Pero también una segunda especie de ciudadanos se interesa por reforzar el politeísmo, y es la de quienes, en unos grupos u otros, no tiene más identidad que la de distinguirse de los contrarios. ¿Qué sería de los fundamentalistas ecologistas, nuclearistas, laicistas, creyentes, nacionalistas, etcétera, si se quedaran sin oponentes igualmente fundamentalistas? ¿Qué ocurriría si descubrieran unos y otros que en realidad es mucho lo que comparten y que les permite responder conjuntamente a una buena cantidad de los desafíos morales que conjuntamente se les presentan? El fundamentalista es el tipo de animal que se alimenta de la discrepancia y muere cuando descubre que es mucho lo que le une a otros, aunque también existan desacuerdos.

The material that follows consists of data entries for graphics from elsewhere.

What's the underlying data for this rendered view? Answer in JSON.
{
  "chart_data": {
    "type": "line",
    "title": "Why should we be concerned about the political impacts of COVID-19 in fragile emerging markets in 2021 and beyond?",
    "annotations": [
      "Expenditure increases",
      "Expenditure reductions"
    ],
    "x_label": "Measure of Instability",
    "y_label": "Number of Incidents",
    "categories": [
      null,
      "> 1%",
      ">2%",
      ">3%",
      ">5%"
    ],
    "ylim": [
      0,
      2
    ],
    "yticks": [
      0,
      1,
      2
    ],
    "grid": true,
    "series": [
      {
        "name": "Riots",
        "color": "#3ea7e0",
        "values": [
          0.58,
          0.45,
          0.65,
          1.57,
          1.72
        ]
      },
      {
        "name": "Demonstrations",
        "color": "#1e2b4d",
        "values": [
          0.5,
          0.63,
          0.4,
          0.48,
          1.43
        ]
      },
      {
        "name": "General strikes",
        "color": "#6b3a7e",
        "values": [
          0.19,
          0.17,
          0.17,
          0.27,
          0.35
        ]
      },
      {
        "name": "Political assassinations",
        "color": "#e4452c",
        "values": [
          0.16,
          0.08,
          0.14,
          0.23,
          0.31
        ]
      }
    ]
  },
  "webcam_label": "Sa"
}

Y es en esto último en lo que consiste el pluralismo moral, en percatarse de que no puede haber un código único si no es por imposición (monismo), pero también en tomar nota de que la total disparidad de códigos paraliza cualquier intento de actuación conjunta (politeísmo). El pluralismo, por su parte, invita a ir más allá de la ley del péndulo y a superar en un tercero los dos movimientos anteriores. De igual forma que urge articular sociedad civil y Estado, derechos sociales y ciudadanía activa en una tercera fase, superior a las dos anteriores, es urgente reforzar un pluralismo moral, consciente de que hay ya valores compartidos por los distintos grupos, que permiten construir la sociedad juntos.

Componen esos valores un mínimo ético irrenunciable, una «ética mínima», como creí oportuno llamarle hace ya años; unas exigencias innegociables de justicia, que debemos transmitir en la educación, y desde las que tenemos que ir respondiendo conjuntamente a retos comunes como la inmigración o el terrorismo, la eutanasia y la ingeniería genética, la crisis del Estado de justicia, la globalización económica, la inmoralidad del paro, la perversidad del hambre y la muerte involuntaria. Si no hay un sentir común en estas cuestiones de justicia, las resolverán quienes tengan poder fáctico para hacerlo, que no suele ser, por desgracia, quienes tienen razón.

Adela Cortina es catedrática de Ética y Filosofía Política en la Universidad de Valencia.